DISPUTES – Either party may give the other party written notice of any dispute arising out of or relating to this contract and not resolved in the normal course of business. The parties shall attempt in good faith to resolve such dispute promptly by negotiations between executives who have authority to settle the dispute. If the matter has not been resolved within 60 days of the notice, either party may initiate non-binding mediation of the dispute.
STATUTE OF LIMITATIONS – To the extent permitted by applicable law, any lawsuit for breach of contract, including breach of warranty, arising out of the transactions covered by this contract, must be commenced not later than twelve (12) months from the date the cause of action accrued.

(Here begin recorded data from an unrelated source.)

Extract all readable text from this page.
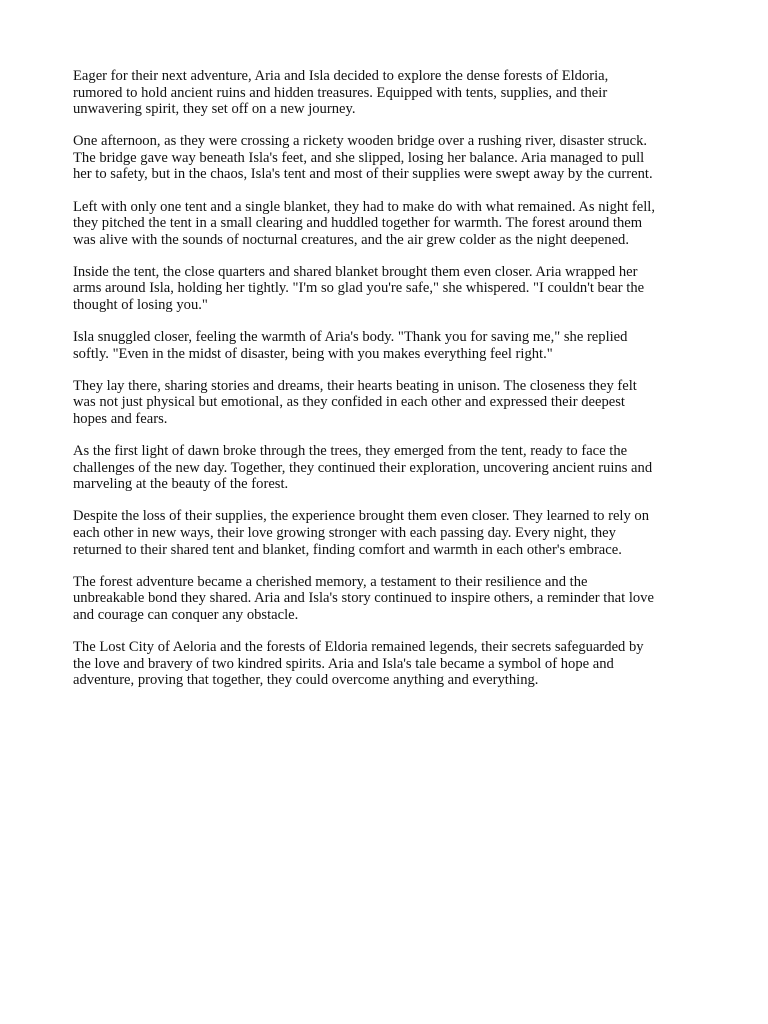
Eager for their next adventure, Aria and Isla decided to explore the dense forests of Eldoria,
rumored to hold ancient ruins and hidden treasures. Equipped with tents, supplies, and their
unwavering spirit, they set off on a new journey.

One afternoon, as they were crossing a rickety wooden bridge over a rushing river, disaster struck.
The bridge gave way beneath Isla's feet, and she slipped, losing her balance. Aria managed to pull
her to safety, but in the chaos, Isla's tent and most of their supplies were swept away by the current.

Left with only one tent and a single blanket, they had to make do with what remained. As night fell,
they pitched the tent in a small clearing and huddled together for warmth. The forest around them
was alive with the sounds of nocturnal creatures, and the air grew colder as the night deepened.

Inside the tent, the close quarters and shared blanket brought them even closer. Aria wrapped her
arms around Isla, holding her tightly. "I'm so glad you're safe," she whispered. "I couldn't bear the
thought of losing you."

Isla snuggled closer, feeling the warmth of Aria's body. "Thank you for saving me," she replied
softly. "Even in the midst of disaster, being with you makes everything feel right."

They lay there, sharing stories and dreams, their hearts beating in unison. The closeness they felt
was not just physical but emotional, as they confided in each other and expressed their deepest
hopes and fears.

As the first light of dawn broke through the trees, they emerged from the tent, ready to face the
challenges of the new day. Together, they continued their exploration, uncovering ancient ruins and
marveling at the beauty of the forest.

Despite the loss of their supplies, the experience brought them even closer. They learned to rely on
each other in new ways, their love growing stronger with each passing day. Every night, they
returned to their shared tent and blanket, finding comfort and warmth in each other's embrace.

The forest adventure became a cherished memory, a testament to their resilience and the
unbreakable bond they shared. Aria and Isla's story continued to inspire others, a reminder that love
and courage can conquer any obstacle.

The Lost City of Aeloria and the forests of Eldoria remained legends, their secrets safeguarded by
the love and bravery of two kindred spirits. Aria and Isla's tale became a symbol of hope and
adventure, proving that together, they could overcome anything and everything.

PRICES – In the event of a price increase or decrease, the price of goods on order will be adjusted to reflect such increase or decrease. This does not apply to a shipment held by request of Buyer. Goods already shipped are not subject to price increase or decrease. Orders on a bid or contract basis are not subject to this article. Seller’s prices include the costs of standard domestic packing only. Any deviation from this standard packing (domestic or export), including U.S. Government sealed packing, will result in extra charges. To determine such extra charges, consult Seller’s sales offices.
CHANGES IN LAWS AND REGULATIONS – Seller’s prices and timely performance are based on all applicable laws, rules, regulations, orders, codes, standards or requirements of governmental authorities effective on the date of Seller’s proposal. Any change to any law, rule, regulation, order, code, standard or requirement which requires any change hereunder shall entitle Seller to an equitable adjustment in the prices and any time of performance.
TIME IS OF THE ESSENCE – Time is of the essence and material to the terms herein.